Very little research has been conducted regarding the relationship between white-collar employees' job-search strategies and their career success. One study conducted in 1991 by Catherine L. Smith and Barry Gerhart of Cornell University titled "Job Search Strategies and Labor Market Success" investigated the issue and came up with these startling findings:

* Your objective quality as an applicant has little to do with your starting salary.

* Your job-search strategy has a direct impact on your starting salary.

* Having more outside interviews (outside your readily visible range of opportunities) contributes to ending up with a higher starting salary.

* Rejecting your first job offer can lead to a higher starting salary.

* Your job-search strategy has a greater effect on non-salary components of your job than it does on salary components of your job.

* The number of job offers you receive is directly related to your objective quality as an applicant. (Your objective quality as an applicant is based on elements such as your years of experience, your degree, your grades, etc., whereas your subjective quality is based on qualities like honesty, integrity, etc.)

* Your job-search strategy mediates the effect of your quality on job offers.

* Your job-search strategy influences your number of received job offers more than it influences your starting salary.

* The later an applicant starts his or her job search, the lower his or her starting salary.

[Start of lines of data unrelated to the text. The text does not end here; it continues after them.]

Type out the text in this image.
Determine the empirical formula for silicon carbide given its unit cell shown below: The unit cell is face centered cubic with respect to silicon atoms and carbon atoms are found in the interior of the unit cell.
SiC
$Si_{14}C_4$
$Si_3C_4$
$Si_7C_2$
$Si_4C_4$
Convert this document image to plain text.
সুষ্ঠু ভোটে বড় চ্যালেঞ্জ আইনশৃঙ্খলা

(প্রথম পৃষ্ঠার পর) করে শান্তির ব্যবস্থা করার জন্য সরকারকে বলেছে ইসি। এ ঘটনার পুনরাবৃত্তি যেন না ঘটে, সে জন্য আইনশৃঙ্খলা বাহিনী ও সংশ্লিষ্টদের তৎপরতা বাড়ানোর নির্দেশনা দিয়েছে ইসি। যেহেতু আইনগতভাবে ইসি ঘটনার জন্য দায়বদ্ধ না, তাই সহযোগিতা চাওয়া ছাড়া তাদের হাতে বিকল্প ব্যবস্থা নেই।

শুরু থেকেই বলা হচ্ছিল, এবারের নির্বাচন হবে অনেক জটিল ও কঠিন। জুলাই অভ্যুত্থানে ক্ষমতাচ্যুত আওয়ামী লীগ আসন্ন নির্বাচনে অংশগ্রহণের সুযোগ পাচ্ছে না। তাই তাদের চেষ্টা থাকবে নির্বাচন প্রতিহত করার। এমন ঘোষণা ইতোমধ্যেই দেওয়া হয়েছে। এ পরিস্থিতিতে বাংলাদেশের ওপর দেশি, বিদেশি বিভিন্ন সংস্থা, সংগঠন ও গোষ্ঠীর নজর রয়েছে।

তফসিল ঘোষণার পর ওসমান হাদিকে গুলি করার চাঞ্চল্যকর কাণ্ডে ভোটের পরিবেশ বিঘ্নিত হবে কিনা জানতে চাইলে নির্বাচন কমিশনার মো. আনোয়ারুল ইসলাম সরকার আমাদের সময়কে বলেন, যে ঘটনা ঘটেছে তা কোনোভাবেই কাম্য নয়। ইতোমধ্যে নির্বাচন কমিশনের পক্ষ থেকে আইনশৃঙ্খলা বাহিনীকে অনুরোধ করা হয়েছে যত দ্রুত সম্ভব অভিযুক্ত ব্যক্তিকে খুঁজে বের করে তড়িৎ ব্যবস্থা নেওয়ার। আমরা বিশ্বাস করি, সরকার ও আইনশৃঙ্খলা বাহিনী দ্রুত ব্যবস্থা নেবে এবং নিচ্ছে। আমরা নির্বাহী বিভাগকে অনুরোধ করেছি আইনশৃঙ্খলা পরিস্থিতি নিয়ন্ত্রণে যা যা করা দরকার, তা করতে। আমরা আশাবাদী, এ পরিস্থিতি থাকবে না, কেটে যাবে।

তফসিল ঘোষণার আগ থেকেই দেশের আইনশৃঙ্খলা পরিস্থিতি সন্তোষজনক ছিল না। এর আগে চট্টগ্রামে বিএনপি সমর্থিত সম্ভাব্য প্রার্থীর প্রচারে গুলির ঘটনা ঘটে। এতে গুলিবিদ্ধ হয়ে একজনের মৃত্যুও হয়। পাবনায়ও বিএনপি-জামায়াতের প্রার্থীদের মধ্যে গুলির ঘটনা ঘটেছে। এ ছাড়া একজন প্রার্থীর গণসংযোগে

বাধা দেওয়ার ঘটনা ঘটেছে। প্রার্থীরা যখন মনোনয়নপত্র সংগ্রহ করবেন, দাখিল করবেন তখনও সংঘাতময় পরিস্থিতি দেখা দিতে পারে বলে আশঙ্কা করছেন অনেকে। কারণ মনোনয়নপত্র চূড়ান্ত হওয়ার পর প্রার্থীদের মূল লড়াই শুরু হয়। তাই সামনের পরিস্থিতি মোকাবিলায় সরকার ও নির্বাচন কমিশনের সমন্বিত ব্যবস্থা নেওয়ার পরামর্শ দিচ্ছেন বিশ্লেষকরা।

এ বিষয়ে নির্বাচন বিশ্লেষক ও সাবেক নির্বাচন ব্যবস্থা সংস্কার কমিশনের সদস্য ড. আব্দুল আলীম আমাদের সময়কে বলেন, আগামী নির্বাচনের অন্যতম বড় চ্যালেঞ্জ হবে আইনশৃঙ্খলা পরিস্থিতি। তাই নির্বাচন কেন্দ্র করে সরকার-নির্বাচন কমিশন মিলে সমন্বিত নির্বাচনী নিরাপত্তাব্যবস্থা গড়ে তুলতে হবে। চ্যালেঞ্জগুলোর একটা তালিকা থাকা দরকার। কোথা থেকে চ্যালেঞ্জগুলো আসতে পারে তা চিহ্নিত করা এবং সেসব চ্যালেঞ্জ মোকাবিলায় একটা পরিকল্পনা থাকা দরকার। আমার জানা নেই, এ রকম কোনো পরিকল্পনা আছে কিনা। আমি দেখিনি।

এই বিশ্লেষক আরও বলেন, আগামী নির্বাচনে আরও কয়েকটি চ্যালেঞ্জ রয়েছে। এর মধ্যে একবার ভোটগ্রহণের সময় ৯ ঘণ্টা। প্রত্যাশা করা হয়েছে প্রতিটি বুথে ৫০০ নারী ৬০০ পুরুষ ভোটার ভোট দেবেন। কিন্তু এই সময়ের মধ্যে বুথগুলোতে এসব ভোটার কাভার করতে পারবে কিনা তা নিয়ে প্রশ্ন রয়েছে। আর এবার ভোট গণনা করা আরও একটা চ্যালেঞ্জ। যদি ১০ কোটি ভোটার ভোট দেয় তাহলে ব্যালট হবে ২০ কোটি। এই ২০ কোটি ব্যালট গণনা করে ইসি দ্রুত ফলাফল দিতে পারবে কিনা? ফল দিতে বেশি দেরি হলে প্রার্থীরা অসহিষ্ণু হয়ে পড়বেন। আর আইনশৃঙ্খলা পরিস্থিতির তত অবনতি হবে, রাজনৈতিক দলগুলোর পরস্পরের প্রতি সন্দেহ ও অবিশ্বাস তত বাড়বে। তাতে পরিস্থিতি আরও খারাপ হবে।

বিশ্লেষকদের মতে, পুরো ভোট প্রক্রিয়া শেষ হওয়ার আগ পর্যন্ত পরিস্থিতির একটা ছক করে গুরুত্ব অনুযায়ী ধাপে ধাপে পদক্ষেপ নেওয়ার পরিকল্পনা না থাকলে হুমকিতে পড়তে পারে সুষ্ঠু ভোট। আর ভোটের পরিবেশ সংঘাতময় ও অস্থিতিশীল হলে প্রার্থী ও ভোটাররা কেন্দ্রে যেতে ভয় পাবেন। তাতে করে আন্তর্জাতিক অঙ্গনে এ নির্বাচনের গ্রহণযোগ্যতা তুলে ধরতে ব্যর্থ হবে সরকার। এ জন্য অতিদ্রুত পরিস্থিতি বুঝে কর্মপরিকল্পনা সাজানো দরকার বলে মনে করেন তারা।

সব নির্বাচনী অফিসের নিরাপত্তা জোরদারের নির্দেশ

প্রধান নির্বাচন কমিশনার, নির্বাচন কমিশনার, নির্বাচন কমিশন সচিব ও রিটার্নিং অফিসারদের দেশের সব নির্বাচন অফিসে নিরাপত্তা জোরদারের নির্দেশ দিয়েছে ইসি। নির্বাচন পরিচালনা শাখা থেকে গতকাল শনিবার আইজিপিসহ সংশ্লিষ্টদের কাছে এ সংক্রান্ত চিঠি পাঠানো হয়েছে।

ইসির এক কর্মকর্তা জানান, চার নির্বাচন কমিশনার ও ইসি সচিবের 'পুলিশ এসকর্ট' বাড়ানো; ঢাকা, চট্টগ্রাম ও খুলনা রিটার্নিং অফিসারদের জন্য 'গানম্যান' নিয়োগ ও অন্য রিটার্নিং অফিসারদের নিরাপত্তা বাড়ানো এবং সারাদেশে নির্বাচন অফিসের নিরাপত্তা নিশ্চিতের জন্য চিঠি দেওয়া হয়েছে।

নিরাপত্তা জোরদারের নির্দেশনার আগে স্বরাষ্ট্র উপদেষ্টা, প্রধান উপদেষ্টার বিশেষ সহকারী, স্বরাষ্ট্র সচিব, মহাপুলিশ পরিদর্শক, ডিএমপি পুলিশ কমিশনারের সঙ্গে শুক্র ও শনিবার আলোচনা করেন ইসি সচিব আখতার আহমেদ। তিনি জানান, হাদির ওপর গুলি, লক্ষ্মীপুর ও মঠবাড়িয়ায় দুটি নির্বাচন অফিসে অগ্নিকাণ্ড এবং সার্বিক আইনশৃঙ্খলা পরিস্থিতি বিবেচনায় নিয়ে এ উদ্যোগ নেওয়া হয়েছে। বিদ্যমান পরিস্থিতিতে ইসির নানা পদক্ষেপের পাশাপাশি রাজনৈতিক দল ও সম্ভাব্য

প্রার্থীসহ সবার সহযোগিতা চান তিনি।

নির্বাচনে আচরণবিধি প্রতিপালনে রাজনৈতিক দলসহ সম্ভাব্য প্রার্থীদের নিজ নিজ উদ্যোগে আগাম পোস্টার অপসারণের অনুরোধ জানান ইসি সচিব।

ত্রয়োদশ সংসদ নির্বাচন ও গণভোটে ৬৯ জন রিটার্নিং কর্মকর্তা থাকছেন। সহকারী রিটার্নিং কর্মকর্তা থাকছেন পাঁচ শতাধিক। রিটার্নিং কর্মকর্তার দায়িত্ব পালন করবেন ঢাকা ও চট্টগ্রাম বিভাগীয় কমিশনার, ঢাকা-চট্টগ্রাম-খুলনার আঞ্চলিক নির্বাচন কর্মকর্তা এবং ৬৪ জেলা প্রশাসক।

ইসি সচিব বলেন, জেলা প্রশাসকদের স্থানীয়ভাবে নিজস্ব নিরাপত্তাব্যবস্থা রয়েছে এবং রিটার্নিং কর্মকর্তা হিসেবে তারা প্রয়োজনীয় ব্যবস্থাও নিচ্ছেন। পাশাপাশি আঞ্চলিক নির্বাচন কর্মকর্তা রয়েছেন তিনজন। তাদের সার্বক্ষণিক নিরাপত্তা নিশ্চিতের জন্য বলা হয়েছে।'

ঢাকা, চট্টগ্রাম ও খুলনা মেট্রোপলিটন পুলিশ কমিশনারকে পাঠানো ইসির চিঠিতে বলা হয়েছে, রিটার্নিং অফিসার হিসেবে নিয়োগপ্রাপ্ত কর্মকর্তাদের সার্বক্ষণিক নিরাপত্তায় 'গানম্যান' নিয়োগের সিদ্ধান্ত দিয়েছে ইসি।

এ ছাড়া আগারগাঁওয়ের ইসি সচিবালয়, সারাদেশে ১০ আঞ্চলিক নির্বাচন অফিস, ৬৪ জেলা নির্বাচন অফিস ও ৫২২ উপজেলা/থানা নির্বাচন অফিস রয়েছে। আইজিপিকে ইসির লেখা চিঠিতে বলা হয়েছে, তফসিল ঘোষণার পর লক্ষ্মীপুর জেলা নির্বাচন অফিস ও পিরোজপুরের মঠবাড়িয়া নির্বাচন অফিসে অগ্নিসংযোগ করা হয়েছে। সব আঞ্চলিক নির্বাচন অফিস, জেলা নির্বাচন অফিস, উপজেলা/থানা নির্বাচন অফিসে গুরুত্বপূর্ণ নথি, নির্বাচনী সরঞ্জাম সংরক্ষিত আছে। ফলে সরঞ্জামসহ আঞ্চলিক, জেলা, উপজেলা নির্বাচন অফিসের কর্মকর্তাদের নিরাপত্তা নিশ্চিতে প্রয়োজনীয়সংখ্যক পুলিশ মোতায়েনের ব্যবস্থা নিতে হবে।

If we transpose these findings (which were based on the experiences of MBA graduates) and apply them to your engineering job search, then it can be said:

* Just being a good engineer doesn't ensure you will get a good job.

* Rushing to grab the first job that seems good can adversely affect your career.

* The earlier you start your job search, the better your chances of career success.

* Your job-search strategy determines your starting salary, number of job offers, and work-life balance (non-salary components).

Research demonstrates that conducting your engineering job search casually and neglecting opportunities that may arise beyond the first engineering job offers that come your way can ruin your career. In short, it's time to engineer your job-search strategy to meet your career goals and objectives so that it leads you to the engineering jobs that will maximize your career potential.